Le récit se passe dans une seule journée où la tension va monter du dernier lever en famille où le père grogne « on avait dit jeudi! » mais justement c’est déjà jeudi le jour du départ de John John… jusqu’à la séparation définitive dévastatrice pour Thelma, la mère adoptive de fait pendant trois années. Dans l’intervalle, on est happé dans ce quartier labyrinthique formé de baraques et de campements à ciel ouvert empilés les uns sur les autres, juxtaposés, collés, comme un chateau de carte bricolé et menaçant de s’effondrer à tout instant, surpleuplé de familles et d’enfants qui jouent partout, grouillant de dix fois plus de résidents que la place existante (avec nos normes occidentales) pour y vivre. Et pourtant, une ambiance pleine de vie s’en dégage, l’énergie des femmes, la débrouillardise, la solidarité, la gentillesse des habitants entre eux, la générosité de ceux qui n’ont rien vous cloue la conscience de la réalité du monde sur votre fauteuil de cinéma à se souvenir des conflits dans un immeuble parisien (où au mieux on s’ignore) pour une poubelle mal rangée…

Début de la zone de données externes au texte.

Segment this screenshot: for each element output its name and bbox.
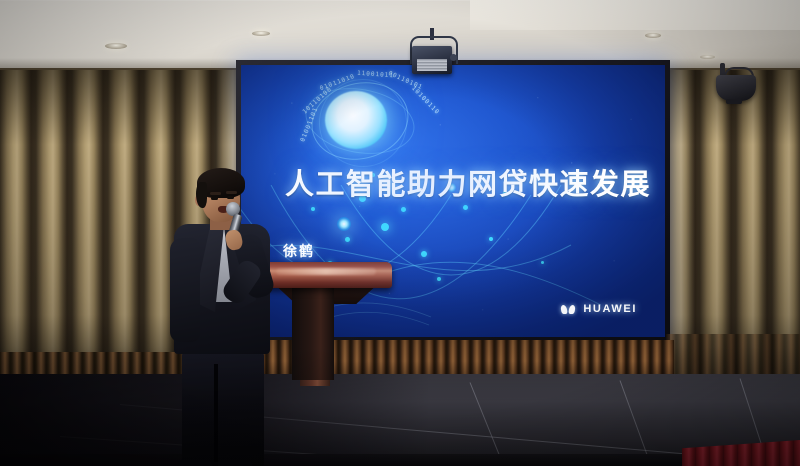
presenter xyxy=(168,168,278,466)
fixture-knob xyxy=(450,54,457,61)
presenter-arm-left xyxy=(170,238,200,342)
presenter-leg-seam xyxy=(214,364,218,462)
presenter-shoe xyxy=(218,460,252,466)
fixture-lens xyxy=(417,59,447,71)
speaker-base xyxy=(726,99,742,104)
recessed-light-icon xyxy=(645,33,661,38)
presenter-hair-side xyxy=(196,182,207,208)
lectern-top xyxy=(262,262,392,288)
presenter-legs xyxy=(182,350,264,466)
speaker-body xyxy=(716,75,756,101)
huawei-wordmark: HUAWEI xyxy=(583,303,637,315)
presenter-eyebrow xyxy=(210,192,221,195)
lectern-gloss-highlight xyxy=(276,268,376,275)
ceiling-speaker xyxy=(712,63,758,105)
recessed-light-icon xyxy=(252,31,270,36)
recessed-light-icon xyxy=(105,43,127,49)
presenter-eye xyxy=(211,197,218,200)
slide-title: 人工智能助力网贷快速发展 xyxy=(285,161,635,203)
huawei-logo: HUAWEI xyxy=(561,303,637,315)
presentation-photo-scene: 01001101 10110100 01011010 11001011 0011… xyxy=(0,0,800,466)
presenter-shoe xyxy=(178,460,212,466)
lectern-neck xyxy=(292,284,334,380)
stage-light-fixture xyxy=(404,28,460,78)
slide-speaker-name: 徐鹤 xyxy=(283,241,315,261)
huawei-petal-icon xyxy=(561,305,578,314)
ceiling-beam xyxy=(470,0,800,30)
presenter-eyebrow xyxy=(226,191,237,194)
presenter-eye xyxy=(227,196,234,199)
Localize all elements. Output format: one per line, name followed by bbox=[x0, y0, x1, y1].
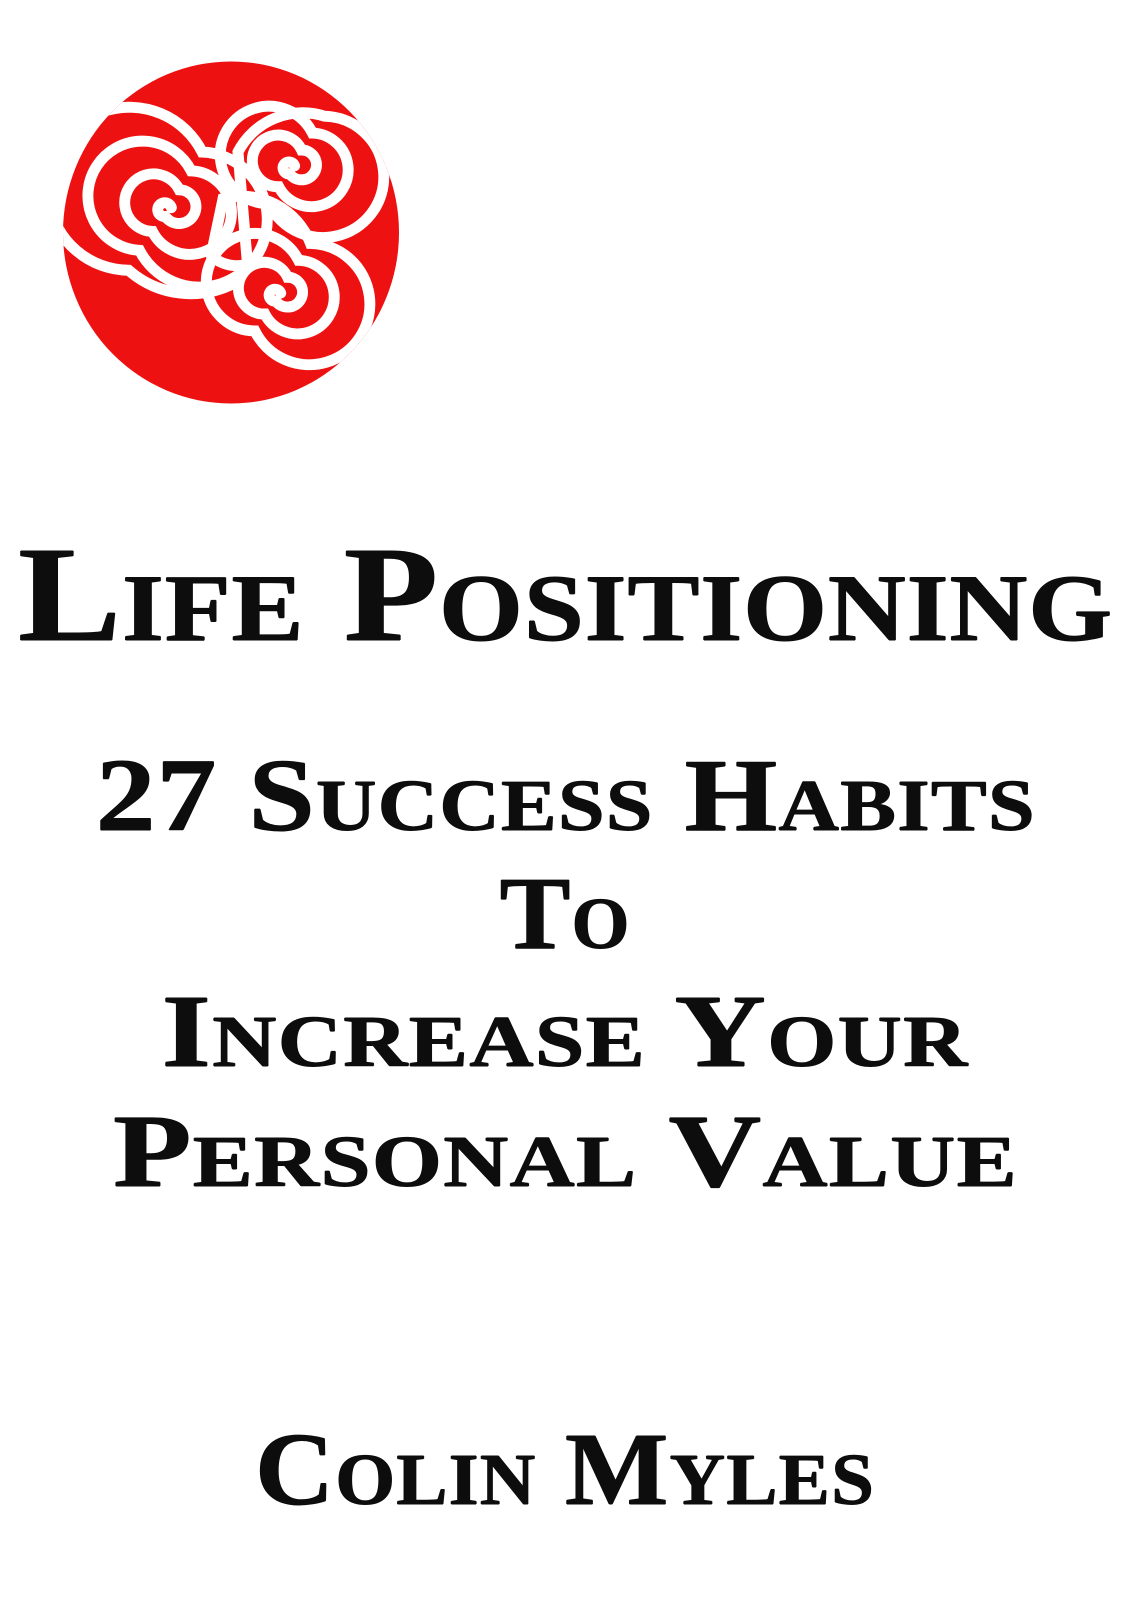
triple-spiral-logo bbox=[62, 60, 400, 405]
book-cover: Life Positioning 27 Success Habits To In… bbox=[0, 0, 1131, 1600]
author-name: Colin Myles bbox=[0, 1418, 1131, 1522]
subtitle-line-2: To bbox=[0, 862, 1131, 966]
triskelion-icon bbox=[62, 60, 400, 405]
page-title: Life Positioning bbox=[0, 527, 1131, 663]
subtitle-line-1: 27 Success Habits bbox=[0, 744, 1131, 848]
subtitle-line-3: Increase Your bbox=[0, 980, 1131, 1084]
subtitle-line-4: Personal Value bbox=[0, 1100, 1131, 1204]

En échappant miraculeusement à tout misérabilisme, c’est avec beaucoup de tendresse que le réalisateur filme cette population tonique et digne, ne se laissant jamais abattre par une adversité et une précarité qui ne les révolte pas mais avec lesquelles ils n’ont pas d’autre choix que de composer. Pas le temps de s’apitoyer sur son sort, la priorité, c’est de vivre, semble nous dire Brillante MA. Mendosa!